静脉化疗是肿瘤不可或缺的治疗手段。随着PICC、输液港等中心静脉通路装置的广泛应用,输液导管相关血栓形成(catheterrelatedthrombosis,CRT)的发病率逐渐升高,因此,对于相关并发症的处理和防治尤为重要。

▌01CRT的主要分类及临床常见症状是什么?

输液导管相关静脉血栓形成分类尚缺乏共识,根据我国专家共识,主要分为4类。①深静脉血栓形成(DVT)置管侧肢体、颈部、肩部、胸部、颜面部有水肿症状或体征,超声检查提示DVT,伴或不伴浅静脉、头臂静脉(也称无名静脉)以及上、下腔静脉血栓形成,伴或不伴受累部位疼痛、皮温升高、浅表静脉显露、颈部或肢体运动障碍、肢体红斑或麻木感等表现。②血栓性浅静脉炎沿置管血管走行方向出现皮肤红肿疼痛,伴或不伴皮温升高,查体可触及条索状硬结,和(或)超声检查提示对应血管血栓形成。③无症状血栓单纯影像学检查发现血栓,但病人无任何主诉症状及客观体征。④血栓性导管失功由于纤维蛋白鞘、导管内血栓形成或导管尖端血栓形成导致的经导管输液不畅或完全堵塞。

▌02CRT的危险因素有哪些?

①与病人相关的危险因素:如手术、恶性肿瘤、长期卧床等。
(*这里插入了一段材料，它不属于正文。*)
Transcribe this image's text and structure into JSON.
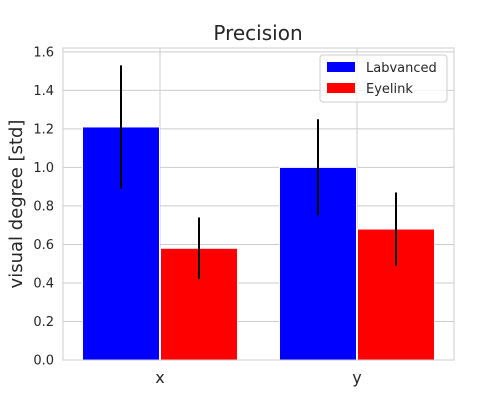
{
  "chart_data": {
    "type": "bar",
    "title": "Precision",
    "xlabel": "",
    "ylabel": "visual degree [std]",
    "categories": [
      "x",
      "y"
    ],
    "series": [
      {
        "name": "Labvanced",
        "color": "#0000ff",
        "values": [
          1.21,
          1.0
        ],
        "errors": [
          0.32,
          0.25
        ]
      },
      {
        "name": "Eyelink",
        "color": "#ff0000",
        "values": [
          0.58,
          0.68
        ],
        "errors": [
          0.16,
          0.19
        ]
      }
    ],
    "ylim": [
      0.0,
      1.62
    ],
    "yticks": [
      "0.0",
      "0.2",
      "0.4",
      "0.6",
      "0.8",
      "1.0",
      "1.2",
      "1.4",
      "1.6"
    ],
    "grid": true,
    "legend_position": "top-right"
  }
}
同一病人往往存在多重危险因素的叠加。②与导管相关的危险因素:导管管径是最重要的危险因素。大管径、多腔导管有更高的血栓发生率。导管的材质、规格也是影响CRT的因素之一。③与操作和治疗相关的危险因素:置管环节反复穿刺、退送导管会加重内膜损伤,增加血栓发生风险。置管血管选择不恰当也是重要的因素。④药物及输液速度与血栓形成密切相关。⑤不规范的冲管、封管操作。⑥药物本身的因素:如抗血管生成类制剂、促红细胞生成素等。

▌03如何预防CRT?

①人员培训:规范置入、使用和维护导管,以及专业的护理团队是减少包括血栓在内的导管相关并发症的重要先决条件。②风险评估:CRT的发生往往是多个危险因素的叠加,需要考虑的常见危险因素包括但不限于以下情况:有DVT病史或家族史;存在导致高凝状态的慢性疾病;VTE高危风险手术病人和复合创伤病人;已知存在凝血异常基因;怀孕或者口服避孕药者;有多次置入中心血管通路装置(CAVD)史;有困难或损伤性置入史;同时存在其他血管内置入装置(如起搏器);已发生其他导管相关并发症等。③置管血管选择:推荐在置管环节使用超声引导,根据拟置管血管条件选择合适的导管,建议导管外径与置管静脉内径比值≤0.45。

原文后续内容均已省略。